All of your efforts on social media only pay off if you actually have followers. Start by creating a Facebook page for your business and sending invitations to follow the page to all friends and current clients with a Facebook account. You can also reach out through emails or letters, encouraging clients to follow you on social media. Mention a giveaway or sweepstakes for extra motivation – it can be anything from a chance to win free tax preparation to a Yeti cooler. Just be sure to adhere to the promotion guidelines of your social media platform(s).

To enter the giveaway, ask users to follow you on your social media accounts, tag a friend in the comments, and like and comment on the posts. This ensures that more people see your posts and is a tried and true method of generating more followers. 

2.  Post engaging, relevant content year round

It’s important to post year round – not just during tax season. This builds your credibility and keeps you at the forefront of clients’ minds when it’s time to file taxes. Budgeting tips for that summer vacation or FAQs on holiday bonuses are great examples of content that’s relevant even in the off season.

For a slew of creative and tax-relevant ideas on what to post, read Social Media 101 for Tax Preparers.  

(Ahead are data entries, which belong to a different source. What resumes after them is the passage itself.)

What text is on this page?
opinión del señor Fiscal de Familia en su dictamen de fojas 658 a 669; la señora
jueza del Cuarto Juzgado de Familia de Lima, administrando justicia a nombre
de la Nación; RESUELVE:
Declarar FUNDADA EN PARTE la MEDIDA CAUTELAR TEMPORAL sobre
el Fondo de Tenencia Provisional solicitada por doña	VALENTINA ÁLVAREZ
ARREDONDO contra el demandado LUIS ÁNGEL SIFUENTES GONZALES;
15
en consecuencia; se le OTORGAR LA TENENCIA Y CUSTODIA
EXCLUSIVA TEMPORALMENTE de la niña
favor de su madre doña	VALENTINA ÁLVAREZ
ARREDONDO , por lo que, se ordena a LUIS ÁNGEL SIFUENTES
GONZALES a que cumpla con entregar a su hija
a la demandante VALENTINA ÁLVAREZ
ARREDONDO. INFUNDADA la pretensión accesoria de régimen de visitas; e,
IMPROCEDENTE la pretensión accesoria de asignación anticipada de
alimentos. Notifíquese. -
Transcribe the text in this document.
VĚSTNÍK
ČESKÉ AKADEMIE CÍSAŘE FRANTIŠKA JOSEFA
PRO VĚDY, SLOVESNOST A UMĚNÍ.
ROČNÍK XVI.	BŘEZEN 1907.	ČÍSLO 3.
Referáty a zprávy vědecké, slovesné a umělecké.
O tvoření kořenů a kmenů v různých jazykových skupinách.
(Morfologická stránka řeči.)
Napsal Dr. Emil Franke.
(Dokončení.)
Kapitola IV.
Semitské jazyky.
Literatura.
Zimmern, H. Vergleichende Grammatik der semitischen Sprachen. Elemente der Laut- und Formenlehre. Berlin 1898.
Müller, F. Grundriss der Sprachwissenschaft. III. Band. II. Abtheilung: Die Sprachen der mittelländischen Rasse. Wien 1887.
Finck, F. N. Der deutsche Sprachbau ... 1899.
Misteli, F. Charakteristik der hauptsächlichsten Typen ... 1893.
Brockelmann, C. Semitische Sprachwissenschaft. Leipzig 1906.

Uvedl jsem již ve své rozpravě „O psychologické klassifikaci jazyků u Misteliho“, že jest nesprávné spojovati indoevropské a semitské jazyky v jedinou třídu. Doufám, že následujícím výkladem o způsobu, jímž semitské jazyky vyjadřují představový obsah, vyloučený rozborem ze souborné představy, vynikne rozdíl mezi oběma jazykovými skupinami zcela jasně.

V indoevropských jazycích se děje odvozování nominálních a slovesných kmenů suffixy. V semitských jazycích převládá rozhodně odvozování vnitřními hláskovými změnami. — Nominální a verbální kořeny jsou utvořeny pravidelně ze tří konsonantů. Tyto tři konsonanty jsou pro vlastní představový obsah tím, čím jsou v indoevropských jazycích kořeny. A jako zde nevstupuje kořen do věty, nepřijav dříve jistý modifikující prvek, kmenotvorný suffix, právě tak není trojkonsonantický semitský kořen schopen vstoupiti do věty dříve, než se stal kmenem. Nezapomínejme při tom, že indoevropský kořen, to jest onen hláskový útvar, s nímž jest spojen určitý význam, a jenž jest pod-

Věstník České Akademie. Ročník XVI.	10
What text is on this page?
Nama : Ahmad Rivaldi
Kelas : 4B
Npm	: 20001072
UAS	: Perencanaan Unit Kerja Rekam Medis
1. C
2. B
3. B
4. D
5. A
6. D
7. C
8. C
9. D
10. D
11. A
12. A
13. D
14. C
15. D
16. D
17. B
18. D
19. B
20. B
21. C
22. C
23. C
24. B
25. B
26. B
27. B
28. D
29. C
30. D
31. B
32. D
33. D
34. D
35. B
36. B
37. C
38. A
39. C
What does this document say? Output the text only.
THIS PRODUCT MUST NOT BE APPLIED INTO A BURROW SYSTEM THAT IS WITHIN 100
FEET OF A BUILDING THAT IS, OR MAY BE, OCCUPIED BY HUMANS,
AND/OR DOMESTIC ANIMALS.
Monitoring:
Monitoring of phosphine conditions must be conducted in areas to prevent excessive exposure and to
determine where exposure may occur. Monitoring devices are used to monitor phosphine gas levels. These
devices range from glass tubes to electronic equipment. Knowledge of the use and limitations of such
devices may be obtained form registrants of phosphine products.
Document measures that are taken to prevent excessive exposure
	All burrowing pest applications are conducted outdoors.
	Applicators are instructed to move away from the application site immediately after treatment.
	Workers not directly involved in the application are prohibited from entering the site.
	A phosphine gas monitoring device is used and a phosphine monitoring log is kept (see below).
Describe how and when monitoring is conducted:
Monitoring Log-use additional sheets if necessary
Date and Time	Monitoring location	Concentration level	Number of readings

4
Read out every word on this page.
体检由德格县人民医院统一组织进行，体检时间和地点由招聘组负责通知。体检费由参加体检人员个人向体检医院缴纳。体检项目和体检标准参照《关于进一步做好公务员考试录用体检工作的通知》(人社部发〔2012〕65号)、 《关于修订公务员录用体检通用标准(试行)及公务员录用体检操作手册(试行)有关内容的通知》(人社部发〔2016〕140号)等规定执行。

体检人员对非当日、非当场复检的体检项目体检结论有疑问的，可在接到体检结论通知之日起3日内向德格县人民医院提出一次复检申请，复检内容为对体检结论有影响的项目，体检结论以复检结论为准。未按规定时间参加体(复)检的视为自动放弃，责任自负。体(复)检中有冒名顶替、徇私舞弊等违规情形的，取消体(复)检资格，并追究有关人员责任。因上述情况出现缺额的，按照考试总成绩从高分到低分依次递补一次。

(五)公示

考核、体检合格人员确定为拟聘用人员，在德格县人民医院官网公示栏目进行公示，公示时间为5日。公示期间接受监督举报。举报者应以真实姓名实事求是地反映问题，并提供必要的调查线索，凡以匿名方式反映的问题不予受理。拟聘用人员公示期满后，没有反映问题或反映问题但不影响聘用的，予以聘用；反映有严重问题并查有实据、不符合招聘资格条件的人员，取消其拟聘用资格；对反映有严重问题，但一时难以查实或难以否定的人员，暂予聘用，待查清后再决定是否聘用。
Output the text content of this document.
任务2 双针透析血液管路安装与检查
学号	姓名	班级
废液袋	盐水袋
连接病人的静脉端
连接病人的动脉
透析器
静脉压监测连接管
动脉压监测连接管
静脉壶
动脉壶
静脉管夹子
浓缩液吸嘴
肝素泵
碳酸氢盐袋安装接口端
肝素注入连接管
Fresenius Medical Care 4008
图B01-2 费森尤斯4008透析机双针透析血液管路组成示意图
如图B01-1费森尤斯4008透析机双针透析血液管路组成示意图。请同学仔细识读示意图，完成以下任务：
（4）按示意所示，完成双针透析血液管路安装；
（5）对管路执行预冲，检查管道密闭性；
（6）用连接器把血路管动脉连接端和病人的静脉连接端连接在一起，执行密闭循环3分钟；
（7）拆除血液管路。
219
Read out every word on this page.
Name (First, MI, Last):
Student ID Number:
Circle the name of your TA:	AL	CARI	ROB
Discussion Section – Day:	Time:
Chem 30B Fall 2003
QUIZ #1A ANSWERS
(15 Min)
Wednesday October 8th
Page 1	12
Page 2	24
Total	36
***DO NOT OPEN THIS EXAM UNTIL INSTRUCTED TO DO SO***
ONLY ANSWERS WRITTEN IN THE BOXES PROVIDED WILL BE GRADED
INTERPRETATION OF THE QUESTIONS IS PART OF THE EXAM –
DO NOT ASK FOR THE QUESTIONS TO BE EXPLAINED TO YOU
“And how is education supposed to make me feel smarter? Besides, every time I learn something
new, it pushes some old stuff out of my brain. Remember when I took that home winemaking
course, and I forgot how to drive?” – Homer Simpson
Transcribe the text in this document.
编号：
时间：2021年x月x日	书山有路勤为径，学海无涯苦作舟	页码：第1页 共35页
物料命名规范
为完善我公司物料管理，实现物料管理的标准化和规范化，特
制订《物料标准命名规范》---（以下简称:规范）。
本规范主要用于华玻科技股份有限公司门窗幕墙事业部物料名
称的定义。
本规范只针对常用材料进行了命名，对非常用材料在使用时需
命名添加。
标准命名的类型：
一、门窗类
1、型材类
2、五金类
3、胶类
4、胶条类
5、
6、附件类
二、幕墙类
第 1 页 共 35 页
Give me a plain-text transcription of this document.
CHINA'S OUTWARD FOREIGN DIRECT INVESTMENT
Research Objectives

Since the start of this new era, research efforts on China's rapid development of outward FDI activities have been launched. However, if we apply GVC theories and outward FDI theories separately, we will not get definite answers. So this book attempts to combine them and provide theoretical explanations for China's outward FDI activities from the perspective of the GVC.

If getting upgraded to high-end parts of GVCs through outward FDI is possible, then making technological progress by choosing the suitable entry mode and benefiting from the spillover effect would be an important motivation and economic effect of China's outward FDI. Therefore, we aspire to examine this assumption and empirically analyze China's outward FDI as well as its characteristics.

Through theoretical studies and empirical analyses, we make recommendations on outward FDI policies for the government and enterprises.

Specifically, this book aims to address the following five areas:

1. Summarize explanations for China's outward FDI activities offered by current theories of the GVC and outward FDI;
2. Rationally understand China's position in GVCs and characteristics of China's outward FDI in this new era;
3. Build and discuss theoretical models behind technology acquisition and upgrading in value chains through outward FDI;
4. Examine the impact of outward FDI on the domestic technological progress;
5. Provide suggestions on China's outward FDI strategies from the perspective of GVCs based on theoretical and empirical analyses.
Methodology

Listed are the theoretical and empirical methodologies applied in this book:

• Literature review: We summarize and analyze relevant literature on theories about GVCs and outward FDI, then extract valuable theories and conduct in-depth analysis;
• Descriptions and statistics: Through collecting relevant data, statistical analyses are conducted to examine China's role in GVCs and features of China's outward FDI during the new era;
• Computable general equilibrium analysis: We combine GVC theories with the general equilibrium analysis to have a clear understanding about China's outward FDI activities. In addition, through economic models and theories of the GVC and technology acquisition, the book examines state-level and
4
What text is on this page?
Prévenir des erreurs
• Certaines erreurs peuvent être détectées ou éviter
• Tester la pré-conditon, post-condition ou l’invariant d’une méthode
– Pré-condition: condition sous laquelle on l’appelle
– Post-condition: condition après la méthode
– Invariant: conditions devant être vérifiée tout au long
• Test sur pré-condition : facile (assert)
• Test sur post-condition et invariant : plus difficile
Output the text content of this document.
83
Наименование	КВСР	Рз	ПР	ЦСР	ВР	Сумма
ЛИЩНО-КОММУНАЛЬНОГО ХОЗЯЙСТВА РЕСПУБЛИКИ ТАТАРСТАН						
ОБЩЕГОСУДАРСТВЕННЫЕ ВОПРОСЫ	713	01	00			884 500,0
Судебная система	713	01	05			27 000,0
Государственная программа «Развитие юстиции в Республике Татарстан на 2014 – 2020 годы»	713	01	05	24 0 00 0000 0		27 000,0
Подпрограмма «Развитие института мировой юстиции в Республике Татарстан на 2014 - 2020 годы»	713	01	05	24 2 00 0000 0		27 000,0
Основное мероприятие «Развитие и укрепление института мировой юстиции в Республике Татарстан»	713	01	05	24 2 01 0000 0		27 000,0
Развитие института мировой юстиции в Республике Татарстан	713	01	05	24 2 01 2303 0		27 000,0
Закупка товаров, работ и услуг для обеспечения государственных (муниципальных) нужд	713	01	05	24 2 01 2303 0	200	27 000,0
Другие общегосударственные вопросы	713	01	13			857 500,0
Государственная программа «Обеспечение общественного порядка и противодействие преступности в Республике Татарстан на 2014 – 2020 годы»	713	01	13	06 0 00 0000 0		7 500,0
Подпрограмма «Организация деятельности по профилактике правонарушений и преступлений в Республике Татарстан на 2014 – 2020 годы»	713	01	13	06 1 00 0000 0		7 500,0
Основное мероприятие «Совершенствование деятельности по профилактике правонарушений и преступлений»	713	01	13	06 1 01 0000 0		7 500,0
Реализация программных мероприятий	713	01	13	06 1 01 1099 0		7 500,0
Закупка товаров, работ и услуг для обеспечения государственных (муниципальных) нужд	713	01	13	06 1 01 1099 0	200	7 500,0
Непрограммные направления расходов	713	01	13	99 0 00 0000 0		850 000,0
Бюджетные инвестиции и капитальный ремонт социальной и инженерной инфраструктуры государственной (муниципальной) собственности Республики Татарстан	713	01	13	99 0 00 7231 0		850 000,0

3.  Simplify by linking accounts and creating a content calendar

Keeping up with multiple social media platforms can get tricky, so it may be worthwhile to invest in a social media management tool like Hootsuite. This allows you to schedule your posts in advance and easily keep track of all of your social media platforms from one website.

4.  Respond to followers’ comments, question, and other interactions

Remember the key to a successful social media presence is not only to provide information, but to interact as well. Try to Respond to users’ comments, questions, reviews, and private messages within 48 hours. 

5.  Repeat steps 1-4

Remember, marketing with social media is a long-term strategy. With consistency, it is a great tool for marketing a small business, generating new leads, improving client retention, and jumping out of the off-season slump!

This article was last edited on October 21, 2021.